Blood and lymphatic system disorders: methemoglobinemia, which may be associated with NADH-cytochrome b5-reductase deficiency, especially in infants, sulfhemoglobinemia, mainly associated with concomitant use of high doses of sulfur-releasing drugs.
Immune system disorders: hypersensitivity reactions including urticaria, angioedema, anaphylactic reactions (including anaphylactic shock).
Skin and subcutaneous tissue disorders: rash, urticaria, hyperemia and itching of the skin.
From the reproductive system and mammary gland function: amenorrhea, hyperprolactinemia, galactorrhea, gynecomastia, menstrual disorders. In such cases, the use of the drug should be discontinued.
Laboratory indicators: increased liver enzymes, increased serum creatine phosphokinase.

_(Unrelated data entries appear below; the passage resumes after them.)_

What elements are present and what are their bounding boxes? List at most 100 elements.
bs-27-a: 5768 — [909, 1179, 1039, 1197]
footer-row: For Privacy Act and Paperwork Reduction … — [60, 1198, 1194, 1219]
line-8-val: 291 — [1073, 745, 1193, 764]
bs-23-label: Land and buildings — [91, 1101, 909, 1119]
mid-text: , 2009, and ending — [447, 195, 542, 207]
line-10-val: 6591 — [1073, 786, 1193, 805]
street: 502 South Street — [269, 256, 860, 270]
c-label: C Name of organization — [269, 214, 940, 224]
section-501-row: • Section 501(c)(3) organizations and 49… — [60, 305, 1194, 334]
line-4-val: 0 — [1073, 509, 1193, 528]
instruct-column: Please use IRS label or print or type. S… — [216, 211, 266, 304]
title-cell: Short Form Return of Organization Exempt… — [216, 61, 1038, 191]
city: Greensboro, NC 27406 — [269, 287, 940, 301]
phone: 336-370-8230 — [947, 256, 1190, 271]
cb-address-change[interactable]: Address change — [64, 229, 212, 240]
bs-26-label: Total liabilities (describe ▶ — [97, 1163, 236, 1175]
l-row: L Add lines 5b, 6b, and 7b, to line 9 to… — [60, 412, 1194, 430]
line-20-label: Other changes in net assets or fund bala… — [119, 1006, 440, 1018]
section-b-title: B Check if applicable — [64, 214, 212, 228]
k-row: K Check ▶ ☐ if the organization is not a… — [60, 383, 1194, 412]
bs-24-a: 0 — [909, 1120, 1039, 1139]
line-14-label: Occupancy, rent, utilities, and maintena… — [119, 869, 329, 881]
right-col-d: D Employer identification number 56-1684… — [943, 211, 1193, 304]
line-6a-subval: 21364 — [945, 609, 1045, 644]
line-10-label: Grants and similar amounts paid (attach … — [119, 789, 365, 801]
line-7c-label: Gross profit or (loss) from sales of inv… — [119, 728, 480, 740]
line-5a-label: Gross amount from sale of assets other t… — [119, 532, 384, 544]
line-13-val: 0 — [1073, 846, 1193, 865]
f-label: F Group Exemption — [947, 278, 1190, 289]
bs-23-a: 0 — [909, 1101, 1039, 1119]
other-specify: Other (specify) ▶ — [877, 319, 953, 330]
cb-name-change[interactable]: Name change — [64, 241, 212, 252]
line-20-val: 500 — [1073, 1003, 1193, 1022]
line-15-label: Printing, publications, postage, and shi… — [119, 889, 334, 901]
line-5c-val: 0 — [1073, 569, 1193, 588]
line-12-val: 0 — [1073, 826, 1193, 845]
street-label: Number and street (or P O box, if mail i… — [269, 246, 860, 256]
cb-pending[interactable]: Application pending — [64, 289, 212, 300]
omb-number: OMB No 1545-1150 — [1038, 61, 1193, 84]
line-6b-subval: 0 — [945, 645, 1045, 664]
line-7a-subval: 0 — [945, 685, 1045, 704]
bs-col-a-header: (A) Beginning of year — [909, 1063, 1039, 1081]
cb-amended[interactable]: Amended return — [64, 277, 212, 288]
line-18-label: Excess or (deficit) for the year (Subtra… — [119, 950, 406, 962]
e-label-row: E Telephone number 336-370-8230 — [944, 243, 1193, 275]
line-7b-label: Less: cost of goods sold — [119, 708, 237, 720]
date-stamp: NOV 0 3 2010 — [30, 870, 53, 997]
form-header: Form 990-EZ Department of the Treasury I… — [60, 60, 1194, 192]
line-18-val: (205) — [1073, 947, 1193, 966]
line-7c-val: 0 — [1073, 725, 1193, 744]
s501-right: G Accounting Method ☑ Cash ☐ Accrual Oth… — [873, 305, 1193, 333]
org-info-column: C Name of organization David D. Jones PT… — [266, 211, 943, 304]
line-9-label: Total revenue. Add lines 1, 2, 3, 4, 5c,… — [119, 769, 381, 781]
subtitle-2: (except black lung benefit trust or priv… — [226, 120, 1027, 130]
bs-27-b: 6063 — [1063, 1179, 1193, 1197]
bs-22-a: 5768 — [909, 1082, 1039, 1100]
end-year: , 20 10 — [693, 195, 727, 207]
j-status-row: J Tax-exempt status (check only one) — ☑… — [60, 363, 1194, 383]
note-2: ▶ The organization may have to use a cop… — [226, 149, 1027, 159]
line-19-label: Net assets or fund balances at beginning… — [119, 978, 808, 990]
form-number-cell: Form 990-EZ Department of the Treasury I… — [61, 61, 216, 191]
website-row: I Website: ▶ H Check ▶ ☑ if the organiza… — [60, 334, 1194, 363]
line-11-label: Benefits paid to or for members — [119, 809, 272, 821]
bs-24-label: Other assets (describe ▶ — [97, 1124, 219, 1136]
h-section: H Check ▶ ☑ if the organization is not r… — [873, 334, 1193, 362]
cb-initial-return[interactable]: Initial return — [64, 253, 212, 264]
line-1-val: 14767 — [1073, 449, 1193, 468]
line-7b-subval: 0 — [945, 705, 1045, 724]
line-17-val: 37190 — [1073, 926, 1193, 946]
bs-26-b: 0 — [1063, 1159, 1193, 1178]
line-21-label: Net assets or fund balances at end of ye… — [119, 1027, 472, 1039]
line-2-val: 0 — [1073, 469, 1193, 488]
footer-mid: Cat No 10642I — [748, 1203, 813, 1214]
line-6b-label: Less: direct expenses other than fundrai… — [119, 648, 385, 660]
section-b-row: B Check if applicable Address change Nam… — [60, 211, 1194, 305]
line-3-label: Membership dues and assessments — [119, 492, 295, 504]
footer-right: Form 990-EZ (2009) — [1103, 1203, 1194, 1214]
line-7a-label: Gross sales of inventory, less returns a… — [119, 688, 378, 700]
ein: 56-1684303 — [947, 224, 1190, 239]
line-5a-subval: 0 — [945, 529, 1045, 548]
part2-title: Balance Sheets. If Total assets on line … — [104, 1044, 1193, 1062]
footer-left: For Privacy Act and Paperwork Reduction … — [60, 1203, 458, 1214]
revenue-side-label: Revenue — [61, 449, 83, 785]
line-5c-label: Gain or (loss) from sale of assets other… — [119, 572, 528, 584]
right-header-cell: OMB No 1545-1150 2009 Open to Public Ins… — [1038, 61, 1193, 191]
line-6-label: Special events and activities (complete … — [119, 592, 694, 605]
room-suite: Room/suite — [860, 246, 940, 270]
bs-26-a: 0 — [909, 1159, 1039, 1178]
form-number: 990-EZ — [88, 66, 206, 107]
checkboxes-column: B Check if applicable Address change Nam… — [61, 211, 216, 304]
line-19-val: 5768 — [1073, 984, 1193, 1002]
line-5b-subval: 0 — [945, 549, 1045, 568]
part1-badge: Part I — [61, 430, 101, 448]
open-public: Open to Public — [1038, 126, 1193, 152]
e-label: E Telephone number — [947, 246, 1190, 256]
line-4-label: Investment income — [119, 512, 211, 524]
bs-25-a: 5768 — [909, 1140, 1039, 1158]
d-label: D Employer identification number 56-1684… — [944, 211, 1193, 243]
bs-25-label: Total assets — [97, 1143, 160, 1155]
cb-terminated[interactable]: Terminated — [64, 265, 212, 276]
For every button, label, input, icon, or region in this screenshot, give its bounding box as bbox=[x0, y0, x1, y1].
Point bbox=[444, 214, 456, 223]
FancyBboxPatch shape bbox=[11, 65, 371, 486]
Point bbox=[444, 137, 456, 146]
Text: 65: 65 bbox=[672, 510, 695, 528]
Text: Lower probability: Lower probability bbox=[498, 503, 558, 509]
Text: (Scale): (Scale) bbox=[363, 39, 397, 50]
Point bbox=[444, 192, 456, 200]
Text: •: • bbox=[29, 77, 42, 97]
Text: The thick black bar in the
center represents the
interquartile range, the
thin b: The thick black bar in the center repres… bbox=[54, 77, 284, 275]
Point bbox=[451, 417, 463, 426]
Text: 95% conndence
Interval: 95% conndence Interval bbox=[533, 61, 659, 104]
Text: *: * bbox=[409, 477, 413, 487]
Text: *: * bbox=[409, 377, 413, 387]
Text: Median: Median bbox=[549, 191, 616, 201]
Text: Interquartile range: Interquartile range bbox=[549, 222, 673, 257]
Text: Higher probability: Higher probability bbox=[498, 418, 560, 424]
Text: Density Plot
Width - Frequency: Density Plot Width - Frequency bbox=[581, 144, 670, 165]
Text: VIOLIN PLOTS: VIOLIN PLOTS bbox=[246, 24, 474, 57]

In adolescents and patients with severe renal impairment (renal failure), which impairs the excretion of metoclopramide, the development of adverse reactions should be monitored particularly closely. If they occur, the use of the drug should be discontinued immediately.
Expiration date
4 years.
Storage conditions
Store in the original packaging at a temperature not exceeding 25 °C.
Keep out of reach of children.
Packaging
10 tablets in a blister pack, 5 blister packs in a pack.
Vacation category
According to the recipe.
Producer
PrJSC "Pharmaceutical Company "Darnitsa".
Location of the manufacturer and its business address
Ukraine, 02093, Kyiv, Boryspilska St., 13.